総評として,信号処理の基礎知識としてのフーリエ変換を学ぶのにあたり,大学の学部生から社会人におけるまで幅広い学習者に対しておすすめできる書籍でした。

読者モニターレビュー【cocomoff様(研究職,ご専門:計算機科学)】

掲載日:2020/09/16

本書では,Pythonを用いながら信号処理の基本的な概念から,具体的なスペクトログラム作成まで学ぶことができます。

本書の特徴は,実行可能なPythonコードが1ページ未満の小さい単位で用意されていて,数学的な式展開と信号処理の対応関係が分かりやすくまとめられていることです。一般の書類で省略されがちな式展開についても詳細に展開が説明されていて,自学自習するにあたってとても参考になります。同様に演習問題についても配慮がされています。
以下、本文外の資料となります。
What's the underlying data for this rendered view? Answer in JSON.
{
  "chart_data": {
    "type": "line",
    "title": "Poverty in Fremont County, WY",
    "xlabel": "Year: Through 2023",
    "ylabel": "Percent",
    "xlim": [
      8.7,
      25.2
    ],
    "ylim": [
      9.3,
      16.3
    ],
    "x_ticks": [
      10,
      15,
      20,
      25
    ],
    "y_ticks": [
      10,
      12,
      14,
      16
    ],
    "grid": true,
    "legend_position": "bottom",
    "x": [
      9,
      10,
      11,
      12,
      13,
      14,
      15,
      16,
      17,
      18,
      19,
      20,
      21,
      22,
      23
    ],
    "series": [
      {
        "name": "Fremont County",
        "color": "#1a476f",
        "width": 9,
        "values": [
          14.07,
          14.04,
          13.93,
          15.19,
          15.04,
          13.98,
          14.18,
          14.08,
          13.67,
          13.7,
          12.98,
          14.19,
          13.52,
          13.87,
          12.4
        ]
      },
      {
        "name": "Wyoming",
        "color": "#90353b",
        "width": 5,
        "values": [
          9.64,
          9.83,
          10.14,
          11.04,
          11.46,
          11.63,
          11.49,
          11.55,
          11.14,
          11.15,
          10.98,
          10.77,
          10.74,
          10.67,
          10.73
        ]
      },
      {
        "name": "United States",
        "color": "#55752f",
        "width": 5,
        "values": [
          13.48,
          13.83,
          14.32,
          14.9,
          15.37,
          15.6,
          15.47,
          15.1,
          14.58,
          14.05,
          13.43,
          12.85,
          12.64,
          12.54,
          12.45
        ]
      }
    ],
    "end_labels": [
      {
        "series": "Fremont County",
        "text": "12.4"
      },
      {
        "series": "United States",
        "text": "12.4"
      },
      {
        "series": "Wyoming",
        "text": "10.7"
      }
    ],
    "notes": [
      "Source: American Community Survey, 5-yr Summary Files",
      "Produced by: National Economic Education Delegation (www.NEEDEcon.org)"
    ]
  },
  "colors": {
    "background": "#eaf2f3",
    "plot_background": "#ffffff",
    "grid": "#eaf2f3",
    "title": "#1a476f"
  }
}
特徴的な章として,10章にルベーグ積分に関する説明が補足されていて,応用の観点からルベーグ積分をはじめて学ぶためにも情報がまとまっていると思います。信号処理を学ぶだけでなく,Python/Numpy/Scipy/Matplotlibを利用する例を学ぶためにも本書はオススメできます。

読者モニターレビュー【山口直彦 先生(東京国際工科専門職大学 助手,専門:情報学)】

掲載日:2020/09/09

表紙に描かれた,波形にじゃれつく黒猫のイラストが印象的な本ですが,内容は非常に本格的です。まえがきで著者が「既存の信号処理の教科書に目を通してみると,実践的に書かれたものでは数学的な厳密さが犠牲に,厳密に書かれたものでは実践が犠牲になりがちな傾向にありました。」という問題意識からこの本が生まれたとある通り,フーリエ解析の背景にある数学的な理屈を学ぶ内容でありながら,Pythonによる演習や基礎的な例題を通じて「とにかく手を動かして試してみて」から「詳しい理屈を確認する」という方針が徹底されています。

難易度としては,フーリエ解析や信号処理を全く知らない初学者がいきなりこの本で独習するのはやや難しいと思います。信号処理の基礎を学習済みの人がさらに理論的裏付けを学ぶのに最適です。前提知識として大学の初等数学程度の知識と,Pythonそのものの説明については必要最小限なライブラリの使い方が説明されているのみなので,Pythonそのものの文法や使い方は別途学んでおく必要があります。

本書の大きな見所は2つあると思います。一つはライブラリ(Numpy)のFFT関数を使うだけでなく,再帰呼び出しを使ったFFT関数を自作し,行ごとに逐次解説している事です(8.5章)。なぜFFTが離散フーリエ変換を高速に行えるのか,理屈と実践の両側から学べます。二つめはルベーグ積分の解説がしっかり書かれている事です。ルベーグ積分は積分順序を交換できるか否かを議論する際に必要な重要ツールですが,本格的に学ぶのは大変なため,積分順序の交換については軽く説明が流されてしまっている事が多いです。本書は,あっさり読み進めたい人向けの厳密さを損なわない最小限のサジェスチョンを本編に含めつつ,少し腰を据えて学びたい人向けに第10章を丸々使ったルベーグ積分の入門解説があって,読みやすさと厳密さを両立させる工夫がなされています。